With writer/director Greta Gerwig, an actress known for roles like “Frances Ha” (which she co-wrote alongside Noah Baumbach), and lead actress Saoirse Ronan (the Oscar-nominated star of “Brooklyn”), “Lady Bird” establishes a unique space in the crowded coming-of-age subgenre. Its wit is sharp and unshowy, and its characters are lovingly flawed in ways that inspire believable conflict.

“Lady Bird” opens today in Coeur d’Alene.

Ronan plays Lady Bird, a senior at a Catholic High School in Sacramento who dreams of moving far away and attending college on the east coast. Her real name is Christine, which she’s rejected as part of an escalating spat with her seemingly overbearing mother, Marion (Laurie Metcalf, superb in a career role).

Lady Bird’s family struggles with finances, and she describes her home to many of the rich kids in school as literally on the wrong side of the tracks. As she works against her mother’s wishes to apply for east coast colleges, Lady Bird develops a relationship with a fellow theater kid (Lucas Hedges, a breakout from last year’s “Manchester By the Sea”), and drifts apart from her longtime friend (Beanie Feldstein).
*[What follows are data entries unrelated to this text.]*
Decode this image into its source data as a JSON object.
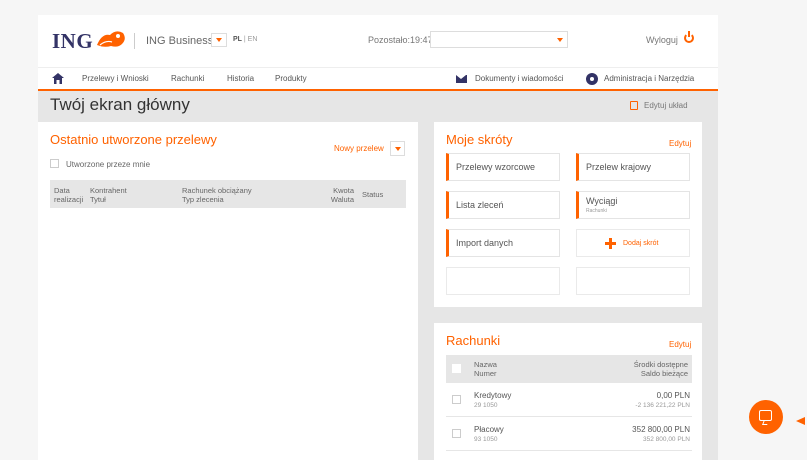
{
  "header": {
    "logo_text": "ING",
    "product": "ING Business",
    "lang_active": "PL",
    "lang_sep": " | ",
    "lang_other": "EN",
    "session_remaining": "Pozostało:19:47",
    "session_value": "",
    "logout": "Wyloguj"
  },
  "nav": {
    "items": [
      "Przelewy i Wnioski",
      "Rachunki",
      "Historia",
      "Produkty"
    ],
    "documents": "Dokumenty i wiadomości",
    "admin": "Administracja i Narzędzia"
  },
  "page": {
    "title": "Twój ekran główny",
    "edit_layout": "Edytuj układ"
  },
  "recent_transfers": {
    "title": "Ostatnio utworzone przelewy",
    "new_transfer": "Nowy przelew",
    "created_by_me": "Utworzone przeze mnie",
    "columns": {
      "date_1": "Data",
      "date_2": "realizacji",
      "counterparty": "Kontrahent",
      "title": "Tytuł",
      "debit_account": "Rachunek obciążany",
      "order_type": "Typ zlecenia",
      "amount": "Kwota",
      "currency": "Waluta",
      "status": "Status"
    }
  },
  "shortcuts": {
    "title": "Moje skróty",
    "edit": "Edytuj",
    "tiles": {
      "templates": "Przelewy wzorcowe",
      "domestic": "Przelew krajowy",
      "orders": "Lista zleceń",
      "statements": "Wyciągi",
      "statements_sub": "Rachunki",
      "import": "Import danych"
    },
    "add": "Dodaj skrót"
  },
  "accounts": {
    "title": "Rachunki",
    "edit": "Edytuj",
    "columns": {
      "name": "Nazwa",
      "number": "Numer",
      "available": "Środki dostępne",
      "balance": "Saldo bieżące"
    },
    "rows": [
      {
        "name": "Kredytowy",
        "number": "29 1050",
        "available": "0,00 PLN",
        "balance": "-2 136 221,22 PLN"
      },
      {
        "name": "Płacowy",
        "number": "93 1050",
        "available": "352 800,00 PLN",
        "balance": "352 800,00 PLN"
      }
    ]
  },
  "colors": {
    "accent": "#ff6200",
    "brand_navy": "#333366",
    "panel_bg": "#ffffff",
    "page_bg": "#e6e6e6"
  }
}
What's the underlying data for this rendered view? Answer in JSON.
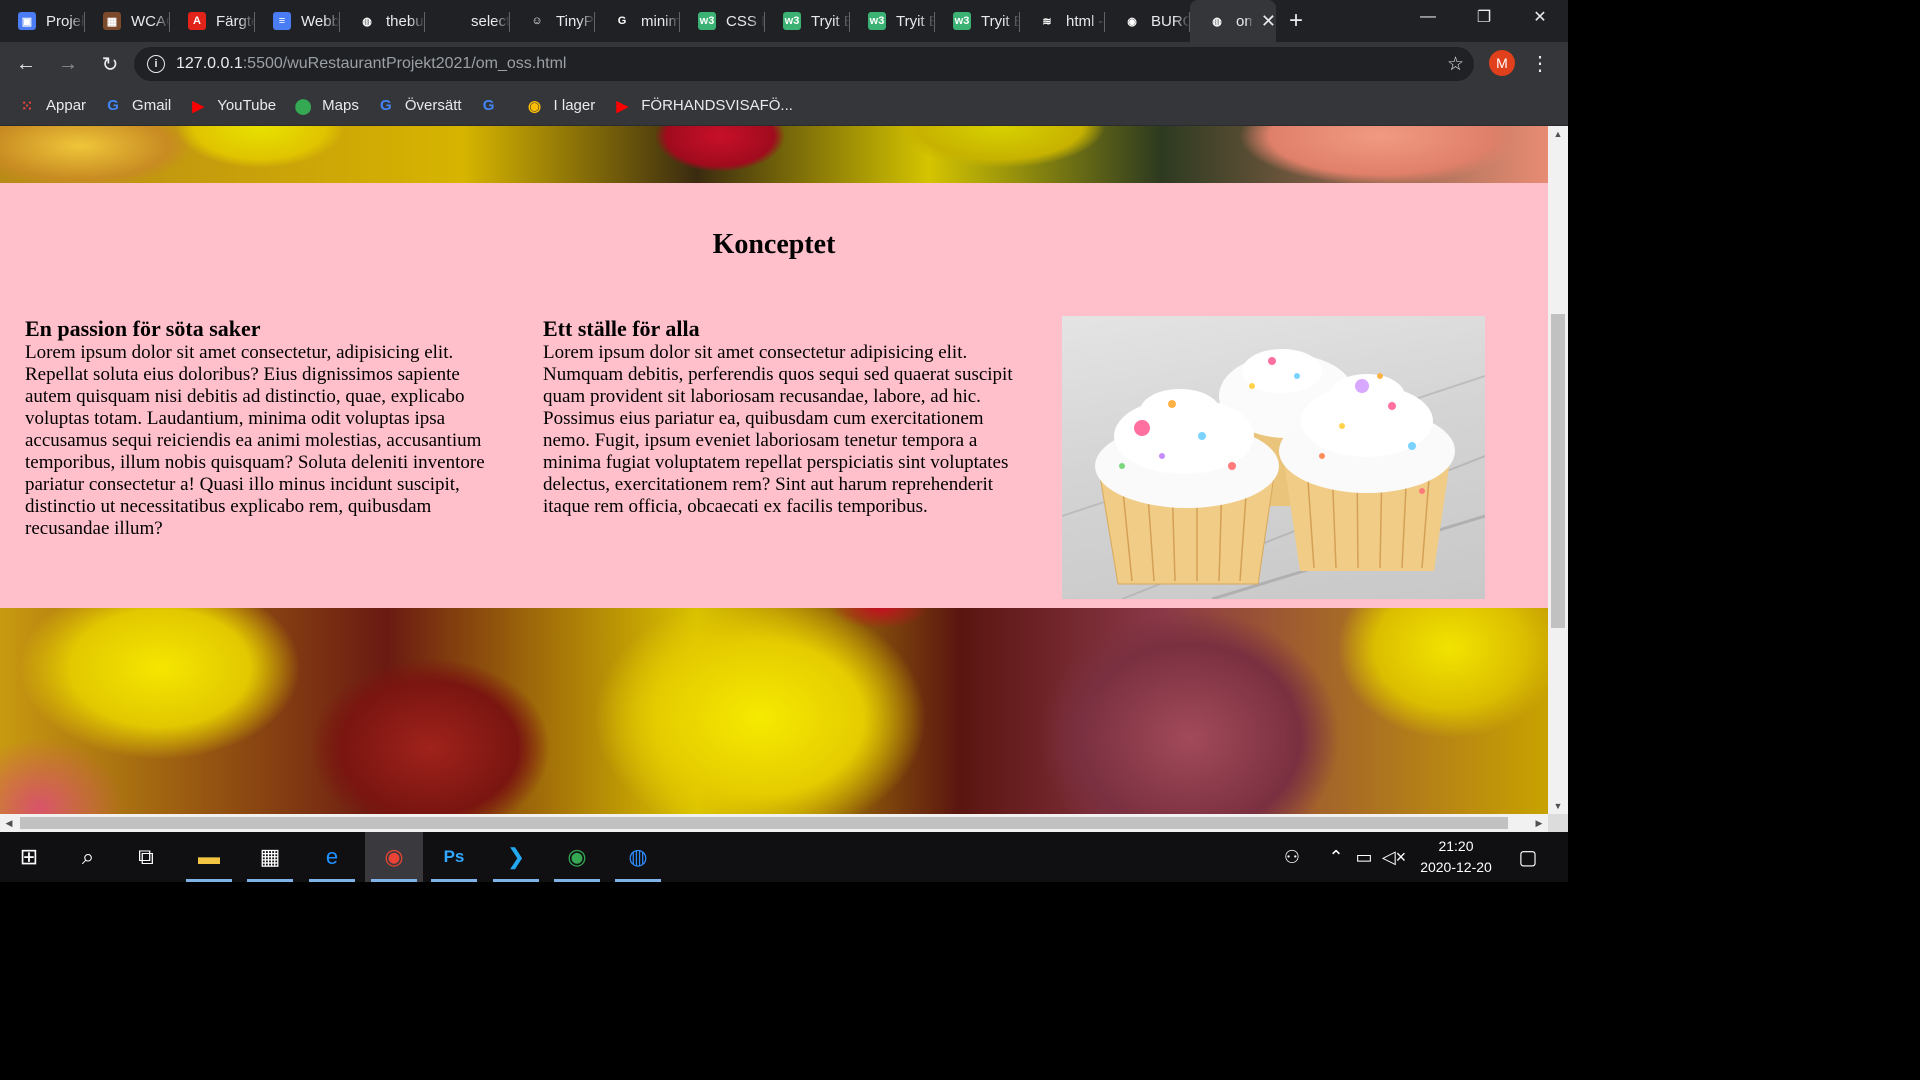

The core of Gerwig’s film focuses on Lady Bird and her mother, and their conflict is well-established in the opening scene set in a car as Marion drives her daughter home from a college visit. The scene serves as a microcosm of their overall disconnect — Marion is probably too hard on her daughter, but teenagers do have a very specific way of being selfish brats. Gerwig depicts both flawed people with humanity — and the performances by Ronan and Metcalf find nuance and love in even the harshest of dialogue.

Ronan, easily one of the best young actresses of her generation, is astonishing in “Lady Bird.” It helps to be familiar with Gerwig, particularly her performance in “Frances Ha,” because Ronan creates a character that feels like a version of Gerwig as a teenager. It’s a wholly unique performance in its own right, but Ronan channels Gerwig’s dialogue in such a specific, almost-biographical way. Lady Bird feels like a real person, just like Gerwig did in “Frances Ha.” Few movie characters, especially ones pitched as witty and offbeat, can accomplish this feat.

“Lady Bird” isn’t an autobiographical film, though Gerwig makes it seem so in every scene. Everything about its characters, and how they view Sacramento and particularly the Catholic school, has a fascinating specificity. It also takes a stealthy and compelling look at depression and mental illness that doesn’t shift the focus away from its core conflicts.

As superficial as it is to engage in award-season jockeying, there just shouldn’t be a world where Ronan and Metcalf aren’t frontrunners in their respective categories. The film is stacked with excellent, quiet performances, especially Hedges, Tracy Letts as Lady Bird’s father, and Lois Smith as a Sister at the Catholic school. Gerwig’s script and direction better be in the running too.

At press time, the movie boasts an unprecedented 100 percent rating based on 178 reviews. It’s worthy of the hype, though one could quibble about how the rift between Lady Bird and her best friend borrows a little too much from the typical coming-of-age movie playbook. Even then, Gerwig ultimately turns this weakness into one of the film’s most emotionally satisfying sequences.

“Lady Bird” sits at the top of an excellent year for female filmmakers - that list includes directors Dee Rees for “Mudbound,” Kathryn Bigelow for “Detroit,” Patty Jenkins for “Wonder Woman,” and Angelina Jolie for “First They Killed My Father,” not to mention how women have commanded most of the best performances of the year. It isn’t nearly enough, but hopefully it’s the start of something even bigger.